What's more, vaccinated people tend to experience milder COVID-19 symptoms, if they experience any at all. But for people who do actually get sick, the experience can be unpleasant.

"I started out with a head cold. I thought that it was just allergies," Jessica Conrad told TODAY's Vicky Nguyen in a segment that aired Wednesday. "When I tested positive, I was like, 'What is going on?'"

Adam Rothman told Nguyen that both his and his wife's breakthrough infections left them "quite sick." His symptoms included "fever, chills, fatigue. I had a terrible headache for a while." After finding out he'd tested positive, he felt "disappointment and frustration," he said. "I can't believe that this is happening after all of this time. We've been so careful."

Risa Klein said she also thought she had a cold initially, but losing her taste and smell tipped her off that something was wrong. Her symptoms lasted between three and four days.

Breakthrough cases are occurring more frequently than NBC News medical contributor Dr. Kavita Patel expected, which she largely attributes to the highly contagious delta variant, now the dominant strain in the U.S.

"The vaccines work, but don't expect the vaccine to prevent you from getting infected," she told Nguyen. Still, she maintains that "these vaccines are miracles."

"One, they prevent death. Almost all throughout these breakthrough cases ... we do not see people dying. We do not see people having severe hospitalizations ending up in intensive care units. That is an incredible reason to get the vaccine."

The data right now on breakthrough infections is limited, but Patel noted that it suggests they tend to be more common in women and older people.
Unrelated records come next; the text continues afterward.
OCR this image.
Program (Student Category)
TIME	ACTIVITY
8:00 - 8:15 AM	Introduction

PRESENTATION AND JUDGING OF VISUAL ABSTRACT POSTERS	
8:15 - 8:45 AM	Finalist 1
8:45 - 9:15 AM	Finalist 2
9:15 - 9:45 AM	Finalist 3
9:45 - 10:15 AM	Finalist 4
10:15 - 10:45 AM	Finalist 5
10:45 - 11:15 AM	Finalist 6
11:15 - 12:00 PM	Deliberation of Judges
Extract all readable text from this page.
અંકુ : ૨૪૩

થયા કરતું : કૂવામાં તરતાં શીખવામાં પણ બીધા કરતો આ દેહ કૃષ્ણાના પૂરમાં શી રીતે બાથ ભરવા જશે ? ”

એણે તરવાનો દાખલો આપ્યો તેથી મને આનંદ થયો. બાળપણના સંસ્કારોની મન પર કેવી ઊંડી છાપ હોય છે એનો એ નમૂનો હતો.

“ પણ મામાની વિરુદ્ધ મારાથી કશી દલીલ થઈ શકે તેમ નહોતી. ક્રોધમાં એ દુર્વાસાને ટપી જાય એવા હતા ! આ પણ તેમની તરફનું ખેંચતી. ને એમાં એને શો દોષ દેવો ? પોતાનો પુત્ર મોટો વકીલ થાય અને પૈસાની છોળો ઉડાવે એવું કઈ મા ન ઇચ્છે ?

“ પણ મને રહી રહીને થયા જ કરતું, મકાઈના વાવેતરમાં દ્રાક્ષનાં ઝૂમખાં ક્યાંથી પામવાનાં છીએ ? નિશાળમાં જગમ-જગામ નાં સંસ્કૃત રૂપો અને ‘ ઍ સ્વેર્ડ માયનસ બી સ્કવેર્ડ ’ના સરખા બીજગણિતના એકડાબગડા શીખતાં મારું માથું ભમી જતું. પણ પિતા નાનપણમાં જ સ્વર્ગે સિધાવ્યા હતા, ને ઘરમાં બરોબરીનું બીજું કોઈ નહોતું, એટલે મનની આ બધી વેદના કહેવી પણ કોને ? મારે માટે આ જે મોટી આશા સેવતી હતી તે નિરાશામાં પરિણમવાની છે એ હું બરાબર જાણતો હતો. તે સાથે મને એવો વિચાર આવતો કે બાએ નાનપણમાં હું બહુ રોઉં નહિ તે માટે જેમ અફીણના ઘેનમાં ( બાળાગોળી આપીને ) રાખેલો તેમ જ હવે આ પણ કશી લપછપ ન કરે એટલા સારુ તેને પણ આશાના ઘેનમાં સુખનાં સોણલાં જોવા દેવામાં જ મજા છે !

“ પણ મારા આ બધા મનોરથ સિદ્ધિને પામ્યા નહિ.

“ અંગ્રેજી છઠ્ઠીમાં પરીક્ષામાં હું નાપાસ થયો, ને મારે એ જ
Patel also added that breakthrough infections seem to occur in equal levels across all three vaccines available in the U.S.

As researchers seek learn more about breakthrough infections and the delta variant, many experts say that vaccinated people should return to taking precautions to stem the spread of COVID-19. Conrad said she stopped wearing a mask two weeks getting her second dose, and Jack Tolman, another breakthrough patient who spoke to Nguyen, said he started going out and seeing people more after he was fully vaccinated.

Even though vaccinated people have a much smaller risk of getting seriously ill from the coronavirus, a recent CDC report suggested that "breakthrough infections may be as transmissible as unvaccinated cases." To protect yourself and others, regardless of your vaccination status, wear masks in public, avoid large gatherings, especially indoors, and practice social distancing.